In the coming few months, multiple giga-cap companies (SpaceX, OpenAI, Anthropic) are all planning to IPO. These companies will likely never meet S&P profitability inclusion criteria for the next 5 years. These are not bad companies, but because the S&P inclusion criteria were written for old GAAP profitable companies, and not high-growth companies that invest their cashflow into company growth over profits. Excluding some of the most civilization changing companies from the benchmark means the benchmark is doing a terrible job.
"Because the index needs accuracy.", and I would argue that include price accuracy not just inclusion accuracy. The S&P is a benchmark that is designed to reflect a subset of the market, and giving only some companies early access to the benchmark changes the benchmark. So if you want a benchmark that's designed to include all the big stocks regardless of age, profitability, etc then go make a new benchmark. The only thing you need to do is convince others to use your benchmark.
"go make a new benchmark" completely ignores how this works in practice. Benchmarks are only useful because everyone uses the same one, you can't swap it out.
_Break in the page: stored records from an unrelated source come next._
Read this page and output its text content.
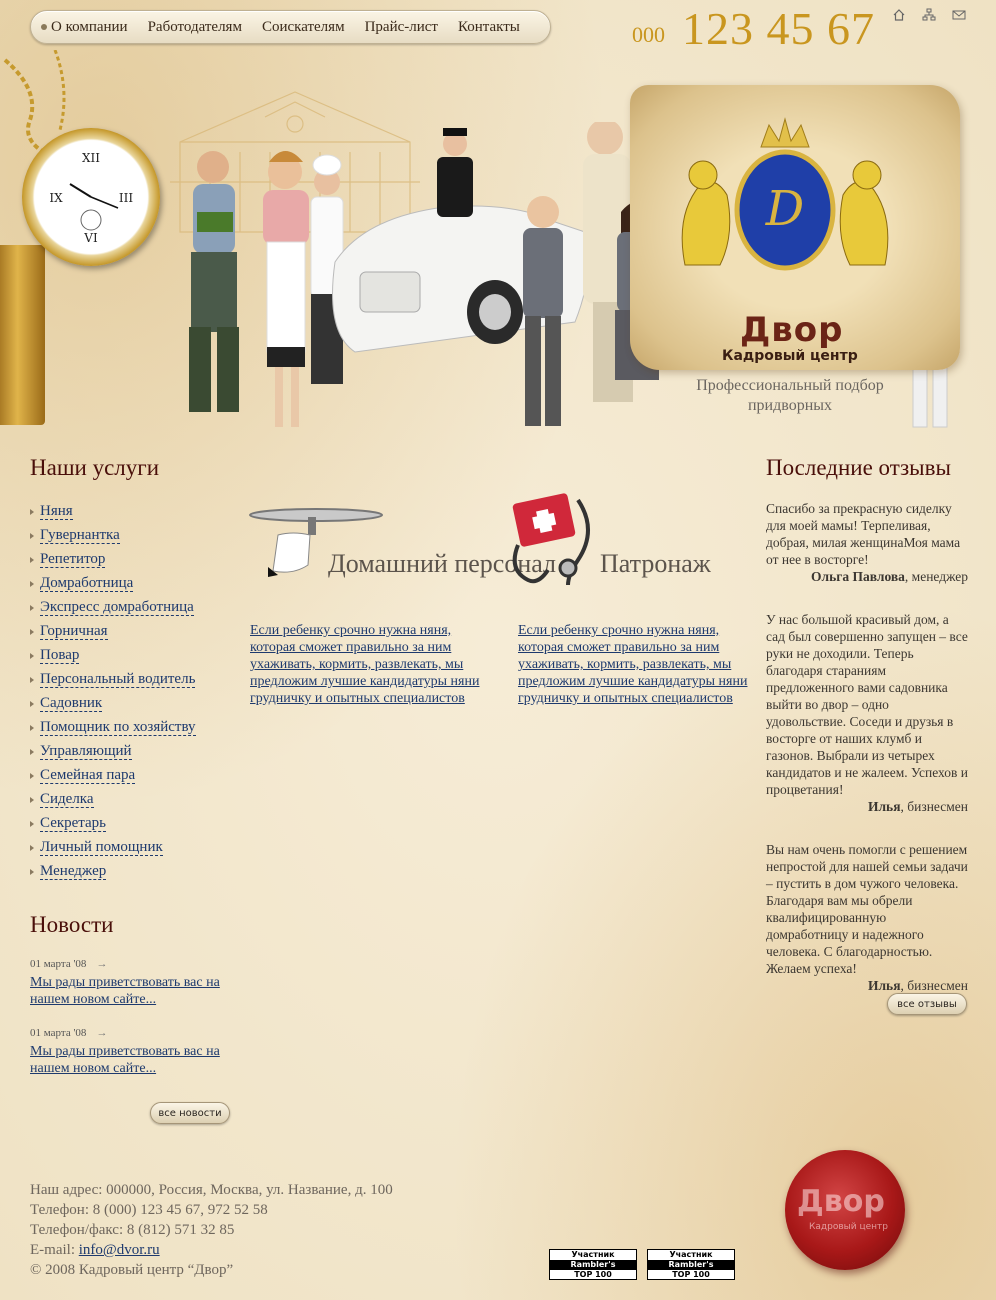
О компании Работодателям Соискателям Прайс-лист Контакты	000 123 45 67
XII
III
VI
IX	D
Двор
Кадровый центр
Профессиональный подбор придворных
Наши услуги
Няня
Гувернантка
Репетитор
Домработница
Экспресс домработница
Горничная
Повар
Персональный водитель
Садовник
Помощник по хозяйству
Управляющий
Семейная пара
Сиделка
Секретарь
Личный помощник
Менеджер
Новости
01 марта '08 →
Мы рады приветствовать вас на нашем новом сайте...
01 марта '08 →
Мы рады приветствовать вас на нашем новом сайте...
все новости
Домашний персонал
Если ребенку срочно нужна няня, которая сможет правильно за ним ухаживать, кормить, развлекать, мы предложим лучшие кандидатуры няни грудничку и опытных специалистов
Патронаж
Если ребенку срочно нужна няня, которая сможет правильно за ним ухаживать, кормить, развлекать, мы предложим лучшие кандидатуры няни грудничку и опытных специалистов
Последние отзывы
Спасибо за прекрасную сиделку для моей мамы! Терпеливая, добрая, милая женщинаМоя мама от нее в восторге!
Ольга Павлова, менеджер
У нас большой красивый дом, а сад был совершенно запущен – все руки не доходили. Теперь благодаря стараниям предложенного вами садовника выйти во двор – одно удовольствие. Соседи и друзья в восторге от наших клумб и газонов. Выбрали из четырех кандидатов и не жалеем. Успехов и процветания!
Илья, бизнесмен
Вы нам очень помогли с решением непростой для нашей семьи задачи – пустить в дом чужого человека. Благодаря вам мы обрели квалифицированную домработницу и надежного человека. С благодарностью. Желаем успеха!
Илья, бизнесмен
все отзывы
Наш адрес: 000000, Россия, Москва, ул. Название, д. 100
Телефон: 8 (000) 123 45 67, 972 52 58
Телефон/факс: 8 (812) 571 32 85
E-mail: info@dvor.ru
© 2008 Кадровый центр “Двор”
Участник
Rambler's
TOP 100
Участник
Rambler's
TOP 100
Двор
Кадровый центр
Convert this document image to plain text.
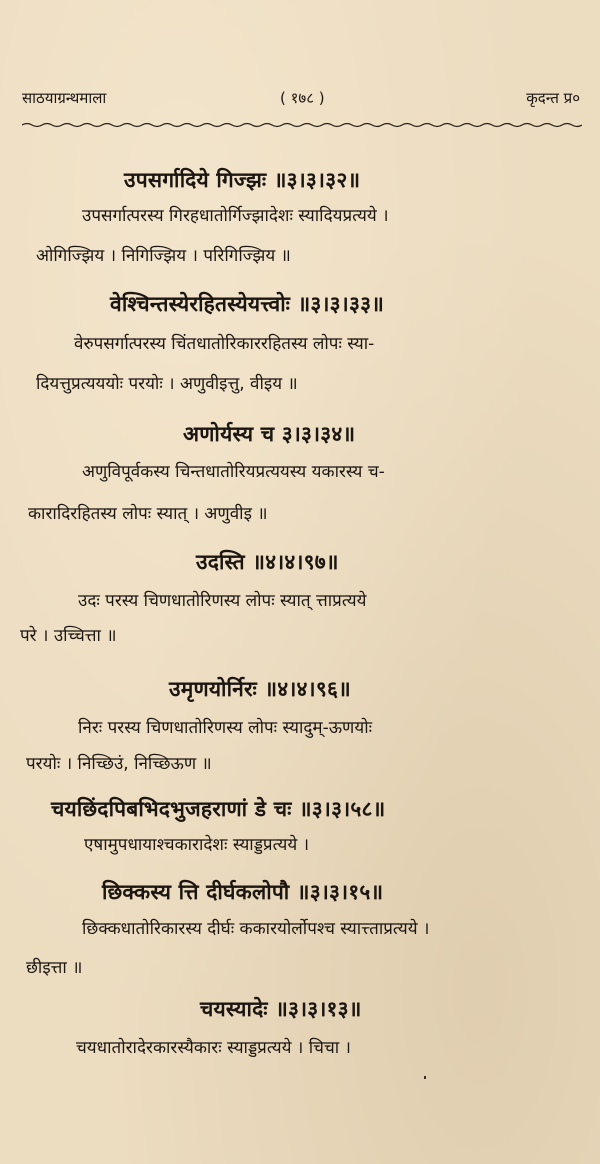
साठयाग्रन्थमाला	( १७८ )	कृदन्त प्र०
उपसर्गादिये गिज्झः ॥३।३।३२॥
उपसर्गात्परस्य गिरहधातोर्गिज्झादेशः स्यादियप्रत्यये ।
ओगिज्झिय । निगिज्झिय । परिगिज्झिय ॥
वेश्चिन्तस्येरहितस्येयत्त्वोः ॥३।३।३३॥
वेरुपसर्गात्परस्य चिंतधातोरिकाररहितस्य लोपः स्या-
दियत्तुप्रत्यययोः परयोः । अणुवीइत्तु, वीइय ॥
अणोर्यस्य च ३।३।३४॥
अणुविपूर्वकस्य चिन्तधातोरियप्रत्ययस्य यकारस्य च-
कारादिरहितस्य लोपः स्यात् । अणुवीइ ॥
उदस्ति ॥४।४।९७॥
उदः परस्य चिणधातोरिणस्य लोपः स्यात् त्ताप्रत्यये
परे । उच्चित्ता ॥
उमृणयोर्निरः ॥४।४।९६॥
निरः परस्य चिणधातोरिणस्य लोपः स्यादुम्-ऊणयोः
परयोः । निच्छिउं, निच्छिऊण ॥
चयछिंदपिबभिदभुजहराणां डे चः ॥३।३।५८॥
एषामुपधायाश्चकारादेशः स्याड्डप्रत्यये ।
छिक्कस्य त्ति दीर्घकलोपौ ॥३।३।१५॥
छिक्कधातोरिकारस्य दीर्घः ककारयोर्लोपश्च स्यात्त्ताप्रत्यये ।
छीइत्ता ॥
चयस्यादेः ॥३।३।१३॥
चयधातोरादेरकारस्यैकारः स्याड्डप्रत्यये । चिचा ।
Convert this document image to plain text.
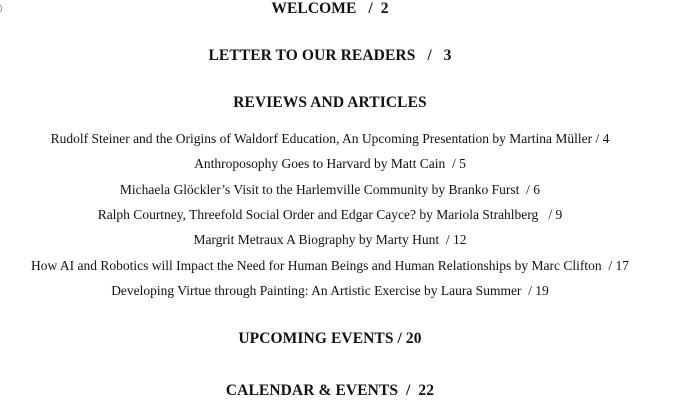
WELCOME   /  2
LETTER TO OUR READERS   /   3
REVIEWS AND ARTICLES
Rudolf Steiner and the Origins of Waldorf Education, An Upcoming Presentation by Martina Müller / 4
Anthroposophy Goes to Harvard by Matt Cain  / 5
Michaela Glöckler’s Visit to the Harlemville Community by Branko Furst  / 6
Ralph Courtney, Threefold Social Order and Edgar Cayce? by Mariola Strahlberg   / 9
Margrit Metraux A Biography by Marty Hunt  / 12
How AI and Robotics will Impact the Need for Human Beings and Human Relationships by Marc Clifton  / 17
Developing Virtue through Painting: An Artistic Exercise by Laura Summer  / 19
UPCOMING EVENTS / 20
CALENDAR & EVENTS  /  22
The S&P 500 benchmark is used as a comparison for trillions of dollars of mutual funds, index funds, and institutional mandates. The further the S&P 500 strays from reflecting the actual market, the more useless it becomes.
Also the S&P criteria have been revised multiple times, it's not some sacred unchangeable document.
You want to turn S&P 500 to a total market index. Why? That was never its purpose.
No? Where did I say that?
The purpose of the S&P 500 is to be the "best single gauge of U.S. large-cap equities". That's direct from their website. I never dispute this.
I dispute the fact they claim to be the best benchmark of large-cap U.S. equities, yet have rules that (currently) exclude large-cap equities like SpaceX, OpenAI, or Anthropic.
Sure, but then it comes down to your opinion vs the S&P board's opinion. I suspect (given that there's only been a few days of this getting into the public eye) that more people support the S&P's position vs their critics. But the trade flows will show if people get out of SPX (or SPY/VOO) in the coming days.